Auch unter deutschen evangelischen Theologen gebe es Stimmen, die über »zu viel Sopran« auf den Kanzeln klagten, sprang ihr die Reformationsbotschafterin der Evangelischen Kirche in Deutschland (EKD), Margot Käßmann, bei; sie erinnerte zudem an die Reaktionen, als vor 25 Jahren Maria Jepsen zur ersten evangelisch-lutherischen Bischöfin weltweit gewählt wurde. Jepsen war beim Frauenfestmahl dabei und wurde von den Anwesenden mit großem Beifall begrüßt und gefeiert. Sie sei »Vorbild und Mut machendes Beispiel für viele Frauen« gewesen, so die Lettin Grinberga.

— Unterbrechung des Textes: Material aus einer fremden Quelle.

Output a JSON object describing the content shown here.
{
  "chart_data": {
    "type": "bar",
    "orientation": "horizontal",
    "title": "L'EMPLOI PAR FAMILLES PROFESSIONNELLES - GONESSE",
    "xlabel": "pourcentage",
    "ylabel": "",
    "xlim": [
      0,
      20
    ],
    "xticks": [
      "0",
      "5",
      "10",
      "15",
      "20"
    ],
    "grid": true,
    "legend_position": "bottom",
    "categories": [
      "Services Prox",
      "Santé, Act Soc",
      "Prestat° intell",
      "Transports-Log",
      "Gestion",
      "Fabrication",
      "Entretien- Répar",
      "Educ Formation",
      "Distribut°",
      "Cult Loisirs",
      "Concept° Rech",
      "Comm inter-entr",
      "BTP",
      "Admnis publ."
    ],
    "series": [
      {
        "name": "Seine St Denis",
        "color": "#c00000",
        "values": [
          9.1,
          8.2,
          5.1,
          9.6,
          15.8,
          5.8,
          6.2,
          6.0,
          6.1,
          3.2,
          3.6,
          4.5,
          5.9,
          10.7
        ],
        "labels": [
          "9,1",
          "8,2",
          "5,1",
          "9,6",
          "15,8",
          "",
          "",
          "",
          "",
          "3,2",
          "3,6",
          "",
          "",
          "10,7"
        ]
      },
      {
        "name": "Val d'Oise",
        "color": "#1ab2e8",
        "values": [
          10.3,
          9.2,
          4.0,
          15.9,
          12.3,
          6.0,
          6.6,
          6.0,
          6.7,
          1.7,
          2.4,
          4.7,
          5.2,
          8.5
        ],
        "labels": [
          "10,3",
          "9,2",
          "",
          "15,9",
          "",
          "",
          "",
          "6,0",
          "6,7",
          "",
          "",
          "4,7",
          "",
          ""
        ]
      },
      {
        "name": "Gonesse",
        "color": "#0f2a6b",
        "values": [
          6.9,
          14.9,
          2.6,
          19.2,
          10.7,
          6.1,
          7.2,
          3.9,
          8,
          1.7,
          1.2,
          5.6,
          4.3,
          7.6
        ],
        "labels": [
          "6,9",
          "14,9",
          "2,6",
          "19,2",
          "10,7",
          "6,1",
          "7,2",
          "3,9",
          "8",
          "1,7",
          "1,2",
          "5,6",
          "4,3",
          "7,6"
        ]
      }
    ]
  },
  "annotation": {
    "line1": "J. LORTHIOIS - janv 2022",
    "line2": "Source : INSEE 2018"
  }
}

Dass es in Sachen Geschlechtergerechtigkeit auch noch andere Baustellen gibt, betonte Gisela Hoffmann, die zusammen mit etwa 30 anderen Frauen aus Stuttgart und Umgebung angereist war. Die Mutter dreier inzwischen erwachsener Kinder hatte sich über Jahrzehnte ehrenamtlich in der evangelischen Kirche engagiert und etwas zum Festmahl mitgebracht – ihren Rentenbescheid. Der sei ein trauriges Beispiel für die Geringschätzung weiblichen Engagements jenseits der Lohnarbeit.
Es gehe darum, »fortzusetzen, was erreicht wurde und möglichst viele Frauen mit ins Boot zu holen«, fand Andrea Klose. Die Wittenbergerin arbeitet in einer Bäckerei am Marktplatz in der Lutherstadt und war spontan als Vertreterin des Bereichs »ein Törtchen« für die verhinderte Starköchin Sarah Wiener eingesprungen. Für »ein Lied« sorgten die Theologin und Musikwissenschaftlerin Sybille Fritsch-Oppermann sowie »Brass Feminale«, eine eigens zum Frauenfesttag gegründete Formation, bestehend aus acht Bläserinnen aus allen Teilen Deutschlands.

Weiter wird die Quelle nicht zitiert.